Translator’s Note
Bijan Elahi (1945-2010) is the preeminent hermit-poet of Persian modernism. Once the leading figure in a circle of younger poets who promoted what they called Other Poetry (She’r-e Digar), Elahi passed the last three decades of his life in seclusion in his house in northern Tehran. He stopped publishing poems and never appeared in public following his official retreat. Shortly after his death, a new generation of Iranian poets revived Elahi’s legacy both as a poet and as a translator as part of their search for new modes of expression and experimentation.
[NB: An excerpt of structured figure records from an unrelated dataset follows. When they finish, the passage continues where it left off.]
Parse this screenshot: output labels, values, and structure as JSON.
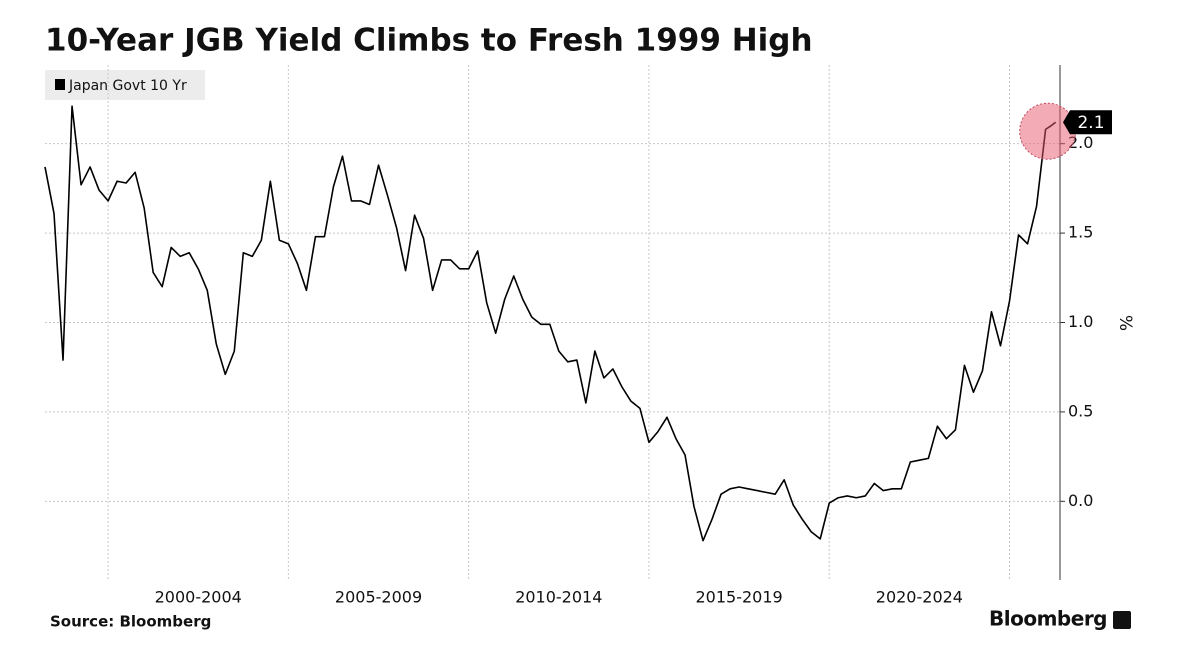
{
  "chart_data": {
    "type": "line",
    "title": "10-Year JGB Yield Climbs to Fresh 1999 High",
    "source": "Source: Bloomberg",
    "brand": "Bloomberg",
    "y_label": "%",
    "x": [
      1998.25,
      1998.5,
      1998.75,
      1999,
      1999.25,
      1999.5,
      1999.75,
      2000,
      2000.25,
      2000.5,
      2000.75,
      2001,
      2001.25,
      2001.5,
      2001.75,
      2002,
      2002.25,
      2002.5,
      2002.75,
      2003,
      2003.25,
      2003.5,
      2003.75,
      2004,
      2004.25,
      2004.5,
      2004.75,
      2005,
      2005.25,
      2005.5,
      2005.75,
      2006,
      2006.25,
      2006.5,
      2006.75,
      2007,
      2007.25,
      2007.5,
      2007.75,
      2008,
      2008.25,
      2008.5,
      2008.75,
      2009,
      2009.25,
      2009.5,
      2009.75,
      2010,
      2010.25,
      2010.5,
      2010.75,
      2011,
      2011.25,
      2011.5,
      2011.75,
      2012,
      2012.25,
      2012.5,
      2012.75,
      2013,
      2013.25,
      2013.5,
      2013.75,
      2014,
      2014.25,
      2014.5,
      2014.75,
      2015,
      2015.25,
      2015.5,
      2015.75,
      2016,
      2016.25,
      2016.5,
      2016.75,
      2017,
      2017.25,
      2017.5,
      2017.75,
      2018,
      2018.25,
      2018.5,
      2018.75,
      2019,
      2019.25,
      2019.5,
      2019.75,
      2020,
      2020.25,
      2020.5,
      2020.75,
      2021,
      2021.25,
      2021.5,
      2021.75,
      2022,
      2022.25,
      2022.5,
      2022.75,
      2023,
      2023.25,
      2023.5,
      2023.75,
      2024,
      2024.25,
      2024.5,
      2024.75,
      2025,
      2025.25,
      2025.5,
      2025.75,
      2026,
      2026.15,
      2026.28
    ],
    "series": [
      {
        "name": "Japan Govt 10 Yr",
        "color": "#000000",
        "values": [
          1.87,
          1.61,
          0.79,
          2.21,
          1.77,
          1.87,
          1.74,
          1.68,
          1.79,
          1.78,
          1.84,
          1.64,
          1.28,
          1.2,
          1.42,
          1.37,
          1.39,
          1.3,
          1.18,
          0.88,
          0.71,
          0.84,
          1.39,
          1.37,
          1.46,
          1.79,
          1.46,
          1.44,
          1.33,
          1.18,
          1.48,
          1.48,
          1.76,
          1.93,
          1.68,
          1.68,
          1.66,
          1.88,
          1.71,
          1.53,
          1.29,
          1.6,
          1.47,
          1.18,
          1.35,
          1.35,
          1.3,
          1.3,
          1.4,
          1.11,
          0.94,
          1.13,
          1.26,
          1.13,
          1.03,
          0.99,
          0.99,
          0.84,
          0.78,
          0.79,
          0.55,
          0.84,
          0.69,
          0.74,
          0.64,
          0.56,
          0.52,
          0.33,
          0.39,
          0.47,
          0.35,
          0.26,
          -0.03,
          -0.22,
          -0.1,
          0.04,
          0.07,
          0.08,
          0.07,
          0.06,
          0.05,
          0.04,
          0.12,
          -0.02,
          -0.1,
          -0.17,
          -0.21,
          -0.01,
          0.02,
          0.03,
          0.02,
          0.03,
          0.1,
          0.06,
          0.07,
          0.07,
          0.22,
          0.23,
          0.24,
          0.42,
          0.35,
          0.4,
          0.76,
          0.61,
          0.73,
          1.06,
          0.87,
          1.12,
          1.49,
          1.44,
          1.65,
          2.08,
          2.1,
          2.12
        ],
        "value_labels": {
          "113": "2.1"
        }
      }
    ],
    "xlim": [
      1998.25,
      2026.4
    ],
    "xticks": [
      2000,
      2005,
      2010,
      2015,
      2020,
      2025
    ],
    "x_period_labels": [
      "2000-2004",
      "2005-2009",
      "2010-2014",
      "2015-2019",
      "2020-2024"
    ],
    "ylim": [
      -0.44,
      2.44
    ],
    "yticks": [
      {
        "value": 0,
        "label": "0.0"
      },
      0.5,
      {
        "value": 1,
        "label": "1.0"
      },
      1.5,
      {
        "value": 2,
        "label": "2.0"
      }
    ],
    "grid": true,
    "y_axis_side": "right",
    "legend": "top-left"
  }
}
Elahi’s poetics is distinguished by its diversity of styles and registers. Traversing the borders of ambiguity and clarity, speech and writing, familiarity and foreignness, in Elahi’s work the nuances of the Persian language are registered in ways that are without precedent in Persian poetry. As a distinguished translator (of Neruda, T.S. Eliot, Arthur Rimbaud, Henri Michaux, Friedrich Hölderlin, and many others), Elahi offers among the most striking combinations of poetic norms with mostly European poetic influences in modern Persian poetics. A considerable strand of Persian poetry today is directly and indirectly inspired by Elahi’s inventions and inspirations. Elahi haunts contemporary Persian poetics sometimes invisibly, but always persistently, and in as-yet-unchartered ways.
We hope with our translations to contribute to the ongoing revival of Elahi’s poetry. We have aimed to present to the reader something of the alien and counterintuitive register that defines Elahi’s poems in Persian. To the translators, the process of creating these translations was like a musha’ira, a Persian tradition of poetic recitation in which one poet completes the other’s poem. The translation process exiled us from our native languages as taught each other to give voice to Elahi’s poetics in a language it was never intended to inhabit.
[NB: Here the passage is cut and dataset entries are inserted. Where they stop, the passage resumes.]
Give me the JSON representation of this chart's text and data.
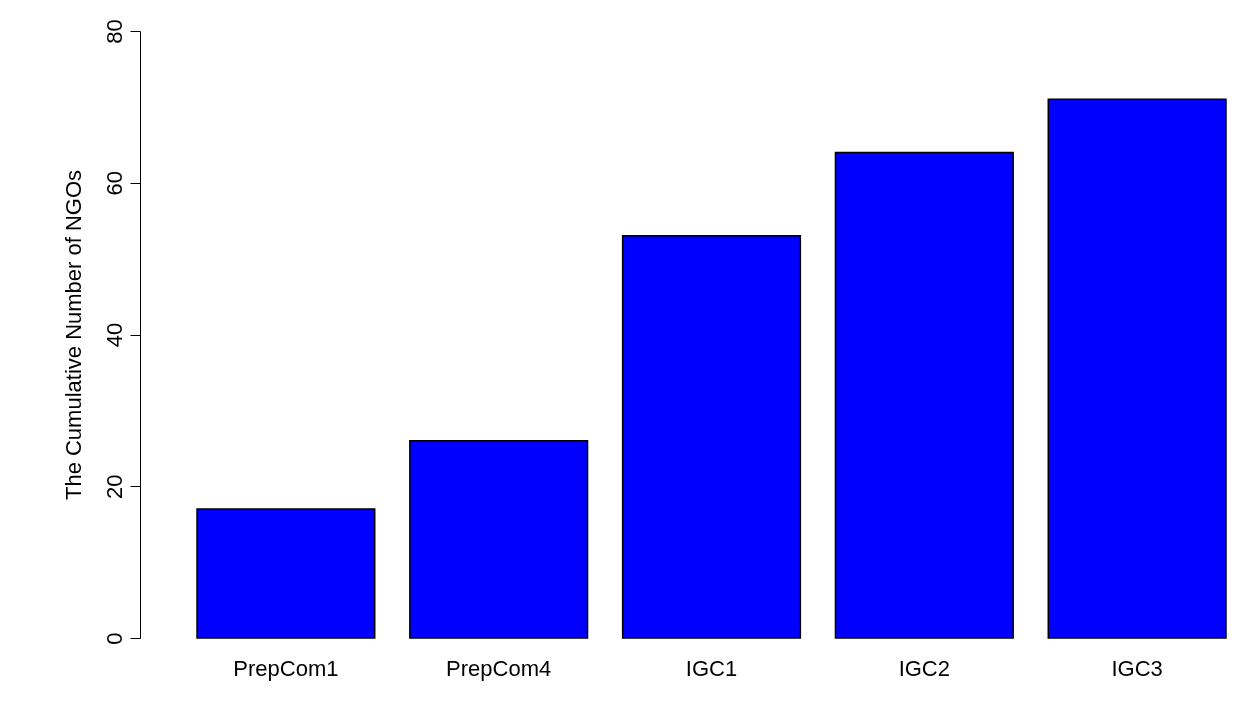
{
  "chart_data": {
    "type": "bar",
    "ylabel": "The Cumulative Number of NGOs",
    "categories": [
      "PrepCom1",
      "PrepCom4",
      "IGC1",
      "IGC2",
      "IGC3"
    ],
    "values": [
      17,
      26,
      53,
      64,
      71
    ],
    "color": "#0000ff",
    "ylim": [
      0,
      80
    ],
    "yticks": [
      0,
      20,
      40,
      60,
      80
    ],
    "grid": false
  }
}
Walter Benjamin’s words sum up our approach well. “Translation,” Benjamin writes, “does not find itself in the center of the language forest but on the outside facing the wooded ridge; it calls into it without entering, aiming at that single spot where the echo is able to give, in its own language, the reverberation of the work in the alien one.” For us, translating Elahi was like sending a call into the forest and waiting for it to reverberate, miraculously and in ways that we could not predict, in another language and in luminous poetic form. Thus, these translations of Elahi are the fruits of infinite conversation, interpretation, mistranslation, debate, disagreement, and retranslation.